Sharing 3LC Tables and Runs#
Sharing Tables and Runs between different users or environments in 3LC is designed to be both efficient and flexible. This section outlines how to share objects (with minimal or no data duplication), manage data through Aliases, and ensure that your data is accessible in different contexts.
Efficiency: No unnecessary data copying occurs during the sharing process. This is particularly advantageous in machine learning workflows where training commonly happens on temporary VM instances that require fast, local data access.
Flexibility: Aliases provide a powerful mechanism to abstract away the physical location of your data. This makes it easier to manage and consume the data, whether it resides in a single location or multiple copies are available.
Real-world workflow#
Imagine a typical machine learning scenario: You’re training a model on a temporary VM. When the VM starts, training data is downloaded from a shared data location, such as an S3 bucket.
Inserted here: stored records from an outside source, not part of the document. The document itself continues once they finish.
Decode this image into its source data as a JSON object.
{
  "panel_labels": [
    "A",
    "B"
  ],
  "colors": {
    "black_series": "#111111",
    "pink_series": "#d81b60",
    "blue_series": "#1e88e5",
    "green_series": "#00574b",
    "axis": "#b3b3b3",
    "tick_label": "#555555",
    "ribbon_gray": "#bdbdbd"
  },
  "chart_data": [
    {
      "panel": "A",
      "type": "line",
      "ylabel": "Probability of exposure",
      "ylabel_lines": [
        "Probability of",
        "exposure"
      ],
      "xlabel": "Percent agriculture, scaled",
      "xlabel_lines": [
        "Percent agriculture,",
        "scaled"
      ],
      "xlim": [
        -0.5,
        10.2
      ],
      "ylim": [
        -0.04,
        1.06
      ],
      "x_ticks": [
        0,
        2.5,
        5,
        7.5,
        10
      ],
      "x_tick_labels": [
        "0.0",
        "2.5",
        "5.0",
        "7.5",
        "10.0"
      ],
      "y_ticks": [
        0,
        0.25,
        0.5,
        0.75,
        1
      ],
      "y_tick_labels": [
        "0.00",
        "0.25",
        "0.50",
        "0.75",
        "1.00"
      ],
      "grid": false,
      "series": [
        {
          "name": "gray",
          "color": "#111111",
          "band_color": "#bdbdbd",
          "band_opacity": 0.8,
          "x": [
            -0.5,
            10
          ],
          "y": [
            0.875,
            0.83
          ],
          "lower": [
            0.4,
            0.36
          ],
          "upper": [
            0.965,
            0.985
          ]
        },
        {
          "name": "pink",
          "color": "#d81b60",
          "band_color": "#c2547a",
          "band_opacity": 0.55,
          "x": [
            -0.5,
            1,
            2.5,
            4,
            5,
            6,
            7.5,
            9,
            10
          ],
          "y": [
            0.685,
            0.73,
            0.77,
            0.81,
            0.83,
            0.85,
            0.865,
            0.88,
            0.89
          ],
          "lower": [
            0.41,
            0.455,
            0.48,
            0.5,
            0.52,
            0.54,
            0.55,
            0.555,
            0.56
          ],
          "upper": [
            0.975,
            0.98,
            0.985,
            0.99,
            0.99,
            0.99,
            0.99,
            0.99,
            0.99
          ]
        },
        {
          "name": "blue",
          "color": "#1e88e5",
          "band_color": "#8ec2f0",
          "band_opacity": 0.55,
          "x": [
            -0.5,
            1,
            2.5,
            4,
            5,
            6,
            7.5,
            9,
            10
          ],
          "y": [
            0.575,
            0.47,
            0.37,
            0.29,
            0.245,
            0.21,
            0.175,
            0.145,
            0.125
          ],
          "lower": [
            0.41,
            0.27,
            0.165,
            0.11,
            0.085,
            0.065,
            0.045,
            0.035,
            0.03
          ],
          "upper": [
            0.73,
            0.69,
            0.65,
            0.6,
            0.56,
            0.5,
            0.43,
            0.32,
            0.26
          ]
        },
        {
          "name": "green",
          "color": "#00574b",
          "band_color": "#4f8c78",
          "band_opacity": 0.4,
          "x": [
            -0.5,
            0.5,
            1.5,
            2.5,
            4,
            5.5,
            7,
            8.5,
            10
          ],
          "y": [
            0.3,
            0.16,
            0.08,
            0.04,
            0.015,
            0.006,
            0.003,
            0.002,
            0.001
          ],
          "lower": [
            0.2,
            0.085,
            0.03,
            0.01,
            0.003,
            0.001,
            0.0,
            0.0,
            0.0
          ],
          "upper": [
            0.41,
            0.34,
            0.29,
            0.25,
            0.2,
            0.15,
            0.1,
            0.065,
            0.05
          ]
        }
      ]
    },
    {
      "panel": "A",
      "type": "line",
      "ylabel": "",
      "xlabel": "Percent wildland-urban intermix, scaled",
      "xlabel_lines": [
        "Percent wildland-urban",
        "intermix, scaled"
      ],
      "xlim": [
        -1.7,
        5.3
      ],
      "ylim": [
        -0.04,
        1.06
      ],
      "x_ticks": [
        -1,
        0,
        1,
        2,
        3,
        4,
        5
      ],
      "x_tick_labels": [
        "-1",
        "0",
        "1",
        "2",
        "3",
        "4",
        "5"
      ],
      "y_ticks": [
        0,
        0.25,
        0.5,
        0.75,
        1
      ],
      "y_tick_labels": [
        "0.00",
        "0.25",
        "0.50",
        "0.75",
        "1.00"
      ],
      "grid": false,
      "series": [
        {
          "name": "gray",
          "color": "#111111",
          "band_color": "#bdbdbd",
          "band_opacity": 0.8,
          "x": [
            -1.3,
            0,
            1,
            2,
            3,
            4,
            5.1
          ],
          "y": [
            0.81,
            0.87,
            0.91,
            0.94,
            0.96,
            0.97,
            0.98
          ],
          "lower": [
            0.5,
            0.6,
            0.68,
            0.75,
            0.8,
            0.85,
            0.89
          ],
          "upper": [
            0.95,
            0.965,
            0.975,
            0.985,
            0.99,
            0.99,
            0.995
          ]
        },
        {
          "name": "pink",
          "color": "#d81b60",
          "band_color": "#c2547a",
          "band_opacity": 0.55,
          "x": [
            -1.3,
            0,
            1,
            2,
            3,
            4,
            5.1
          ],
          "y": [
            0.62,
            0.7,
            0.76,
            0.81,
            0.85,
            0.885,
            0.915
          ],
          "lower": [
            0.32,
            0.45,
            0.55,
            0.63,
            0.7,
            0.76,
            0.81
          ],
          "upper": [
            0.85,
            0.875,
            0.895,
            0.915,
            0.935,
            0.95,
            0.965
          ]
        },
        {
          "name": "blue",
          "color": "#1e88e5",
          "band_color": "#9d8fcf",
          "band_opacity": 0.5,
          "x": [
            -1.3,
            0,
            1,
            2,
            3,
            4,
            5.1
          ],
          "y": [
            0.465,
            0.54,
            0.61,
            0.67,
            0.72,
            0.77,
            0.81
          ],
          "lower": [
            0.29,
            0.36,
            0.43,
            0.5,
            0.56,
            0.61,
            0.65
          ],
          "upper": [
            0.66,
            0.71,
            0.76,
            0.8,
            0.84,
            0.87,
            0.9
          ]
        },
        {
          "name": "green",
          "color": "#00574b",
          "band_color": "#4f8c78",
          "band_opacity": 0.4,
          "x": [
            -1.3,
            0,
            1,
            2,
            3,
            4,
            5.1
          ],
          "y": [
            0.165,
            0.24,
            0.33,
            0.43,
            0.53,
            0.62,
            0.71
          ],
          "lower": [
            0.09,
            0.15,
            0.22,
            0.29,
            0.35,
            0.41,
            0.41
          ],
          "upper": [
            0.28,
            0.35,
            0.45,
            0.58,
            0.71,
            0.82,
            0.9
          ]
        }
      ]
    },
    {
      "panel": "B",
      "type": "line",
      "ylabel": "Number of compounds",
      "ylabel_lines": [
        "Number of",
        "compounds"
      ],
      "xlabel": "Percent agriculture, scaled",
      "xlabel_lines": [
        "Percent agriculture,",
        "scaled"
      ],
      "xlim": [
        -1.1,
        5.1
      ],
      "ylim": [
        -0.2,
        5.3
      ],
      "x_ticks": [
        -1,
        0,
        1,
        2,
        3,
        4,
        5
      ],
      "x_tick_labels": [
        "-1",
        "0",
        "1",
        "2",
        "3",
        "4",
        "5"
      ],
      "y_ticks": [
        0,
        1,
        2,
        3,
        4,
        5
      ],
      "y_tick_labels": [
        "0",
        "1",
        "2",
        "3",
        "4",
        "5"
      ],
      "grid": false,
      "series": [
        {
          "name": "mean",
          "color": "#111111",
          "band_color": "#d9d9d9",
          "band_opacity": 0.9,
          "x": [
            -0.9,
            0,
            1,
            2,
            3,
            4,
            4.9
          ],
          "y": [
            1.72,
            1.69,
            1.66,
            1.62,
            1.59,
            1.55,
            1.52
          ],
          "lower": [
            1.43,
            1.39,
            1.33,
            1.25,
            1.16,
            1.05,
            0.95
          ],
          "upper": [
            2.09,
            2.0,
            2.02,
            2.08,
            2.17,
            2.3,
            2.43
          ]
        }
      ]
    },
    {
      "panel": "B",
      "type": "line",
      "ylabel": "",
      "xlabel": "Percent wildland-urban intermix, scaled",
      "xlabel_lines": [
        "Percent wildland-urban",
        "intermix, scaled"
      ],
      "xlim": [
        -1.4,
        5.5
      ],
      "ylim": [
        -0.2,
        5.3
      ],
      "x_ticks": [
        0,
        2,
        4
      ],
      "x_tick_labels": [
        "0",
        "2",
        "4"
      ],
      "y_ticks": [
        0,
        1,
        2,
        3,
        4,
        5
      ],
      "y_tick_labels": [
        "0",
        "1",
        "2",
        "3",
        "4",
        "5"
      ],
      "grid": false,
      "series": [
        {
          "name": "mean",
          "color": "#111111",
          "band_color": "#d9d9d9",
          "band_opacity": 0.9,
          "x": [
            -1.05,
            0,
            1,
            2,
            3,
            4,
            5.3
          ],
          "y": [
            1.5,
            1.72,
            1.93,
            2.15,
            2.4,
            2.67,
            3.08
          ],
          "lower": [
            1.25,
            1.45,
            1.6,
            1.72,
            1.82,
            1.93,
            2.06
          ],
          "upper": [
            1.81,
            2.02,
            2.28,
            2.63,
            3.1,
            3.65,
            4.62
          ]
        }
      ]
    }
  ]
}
After the VM is terminated, the results of the Run can be easily shared with other users, even though the data used for training no longer exists. Those users can access the necessary data from the source shared location simply by setting the appropriate Aliases.
Aliases#
An Alias is simply a text string that represents a part of a path to an object.
Let’s say User A has run ML training using local data at /data/project/*.jpg, which was initially copied from a shared object store at s3://company-wide-bucket/project/*.jpg.
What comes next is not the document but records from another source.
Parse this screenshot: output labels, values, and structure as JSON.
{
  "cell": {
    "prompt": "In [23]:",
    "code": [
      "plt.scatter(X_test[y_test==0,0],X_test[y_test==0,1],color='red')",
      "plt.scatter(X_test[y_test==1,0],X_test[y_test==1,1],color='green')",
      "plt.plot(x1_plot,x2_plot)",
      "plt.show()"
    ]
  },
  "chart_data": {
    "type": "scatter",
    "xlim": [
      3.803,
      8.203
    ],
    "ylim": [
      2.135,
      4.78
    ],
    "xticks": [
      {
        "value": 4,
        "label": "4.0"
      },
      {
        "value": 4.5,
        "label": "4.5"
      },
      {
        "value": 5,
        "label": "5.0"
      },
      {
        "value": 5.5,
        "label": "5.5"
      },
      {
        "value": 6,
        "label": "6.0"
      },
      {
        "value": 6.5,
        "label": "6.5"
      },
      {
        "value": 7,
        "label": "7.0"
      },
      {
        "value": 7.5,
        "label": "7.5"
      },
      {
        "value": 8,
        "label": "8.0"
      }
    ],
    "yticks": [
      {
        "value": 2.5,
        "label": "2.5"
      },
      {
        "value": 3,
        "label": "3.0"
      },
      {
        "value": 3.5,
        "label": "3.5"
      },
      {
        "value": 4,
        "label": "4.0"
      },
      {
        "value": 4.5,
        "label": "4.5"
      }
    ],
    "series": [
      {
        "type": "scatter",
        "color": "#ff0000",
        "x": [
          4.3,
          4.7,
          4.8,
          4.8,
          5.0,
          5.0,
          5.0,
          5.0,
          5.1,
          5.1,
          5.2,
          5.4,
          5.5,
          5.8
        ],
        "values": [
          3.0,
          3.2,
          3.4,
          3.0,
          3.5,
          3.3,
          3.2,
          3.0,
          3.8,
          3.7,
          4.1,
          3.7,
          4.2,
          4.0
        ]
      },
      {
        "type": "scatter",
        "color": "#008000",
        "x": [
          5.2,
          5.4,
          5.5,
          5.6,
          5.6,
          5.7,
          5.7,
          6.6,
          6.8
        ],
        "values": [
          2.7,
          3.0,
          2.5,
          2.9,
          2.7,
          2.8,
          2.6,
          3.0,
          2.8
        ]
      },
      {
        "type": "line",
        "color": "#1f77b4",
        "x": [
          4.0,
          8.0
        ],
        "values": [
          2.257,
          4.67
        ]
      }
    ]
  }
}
Prior to training, user A sets the alias PROJECT_DATA to /data/project. Any Table (whether consisting of Examples or Metrics) referencing the data will substitute /data/project with <PROJECT_DATA> before being written to disk.
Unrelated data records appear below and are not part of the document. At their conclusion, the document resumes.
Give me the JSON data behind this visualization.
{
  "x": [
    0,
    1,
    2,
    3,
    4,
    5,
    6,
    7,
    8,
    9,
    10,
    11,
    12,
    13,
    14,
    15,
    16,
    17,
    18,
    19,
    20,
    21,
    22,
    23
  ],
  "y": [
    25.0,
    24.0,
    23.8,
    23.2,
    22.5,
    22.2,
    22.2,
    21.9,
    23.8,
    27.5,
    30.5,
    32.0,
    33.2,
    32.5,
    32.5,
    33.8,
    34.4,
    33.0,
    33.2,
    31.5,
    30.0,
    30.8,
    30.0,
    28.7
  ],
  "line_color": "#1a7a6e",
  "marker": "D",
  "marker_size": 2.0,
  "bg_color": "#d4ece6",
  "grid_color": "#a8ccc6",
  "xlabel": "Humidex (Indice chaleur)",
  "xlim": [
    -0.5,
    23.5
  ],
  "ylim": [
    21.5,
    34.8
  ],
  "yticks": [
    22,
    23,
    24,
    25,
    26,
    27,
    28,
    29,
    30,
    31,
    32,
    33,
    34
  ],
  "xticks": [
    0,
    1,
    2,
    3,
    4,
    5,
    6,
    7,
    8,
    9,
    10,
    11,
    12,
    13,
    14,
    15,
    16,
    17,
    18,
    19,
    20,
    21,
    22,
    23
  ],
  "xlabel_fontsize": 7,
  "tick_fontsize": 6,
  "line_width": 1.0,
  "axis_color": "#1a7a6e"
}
Specifically, whenever /data/project/1.jpg is written to a Table, it will automatically be replaced with <PROJECT_DATA>/1.jpg.
Thus, if user B sets the alias PROJECT_DATA to s3://company-wide-bucket/project, they will be able to inspect the output of user A’s training run without having to copy the data to their local machine. Internally, when the Dashboard requests the file <PROJECT_DATA>/1.jpg, the object service will translate this to the full S3 URL s3://company-wide-bucket/project/1.jpg and return the file contents.
Setting Aliases#
Aliases can be set in the main configuration file or in data configuration files (see the Configuration module documentation for details):
aliases:
PROJECT_DATA: /data/project
Aliases can also be set through environment variables. Environment variables with the prefix
TLC_ALIAS_
will be picked up during initialization of the tlc
module. To define an alias equivalent to the example
above, you might for instance run:
export TLC_ALIAS_PROJECT_DATA="/data/project"
To list the currently active Aliases, run
import tlc
for alias, value in tlc.get_registered_url_aliases().items():
print(f"{alias}: {value}")
Alias Best Practices#
Since Aliases offer a powerful way of abstracting data locations, some care should be taken to avoid confusion between different users.
Here are some best practices:
Be careful when using Aliases that are very general, such as e.g. DATA or DATA_ROOT. These generic names should be reserved for company-wide shared locations and should typically not be overridden by individual users.
Consequence: Using general aliases can lead to data overlap or collisions, making it difficult to manage data.
Instead, use project-scoped or customer-scoped aliases when relevant, e.g. CUSTOMER_XYZ_DATA.
More targeted names are less likely to be ambiguous.
Keep in mind that aliases should be set for the object service as well as any notebooks or scripts that are used to access the data. This is trivial if they share the same configuration file or environment, but if they don’t it is recommended to use the same alias names in both locations.
3lc share
command-line tool#
The simple aliasing procedure described above does not work for all sharing workflows. For example if a user wants to share a local run with a colleague, this might not be as simple as sending the JSON file as an email attachment, since a) the JSON file might hold references to other local files, b) the JSON file might reference local data using absolute paths that do not exist on the colleague’s machine, and c) the JSON file might reference local data using aliases that are not set on the colleague’s machine.
The next release of 3LC will include a command-line utility for bundling Tables, Runs and their referred-to resources into convenient chunks, as well as automatically setting required aliases and relativizing/absolutizing URLs as necessary.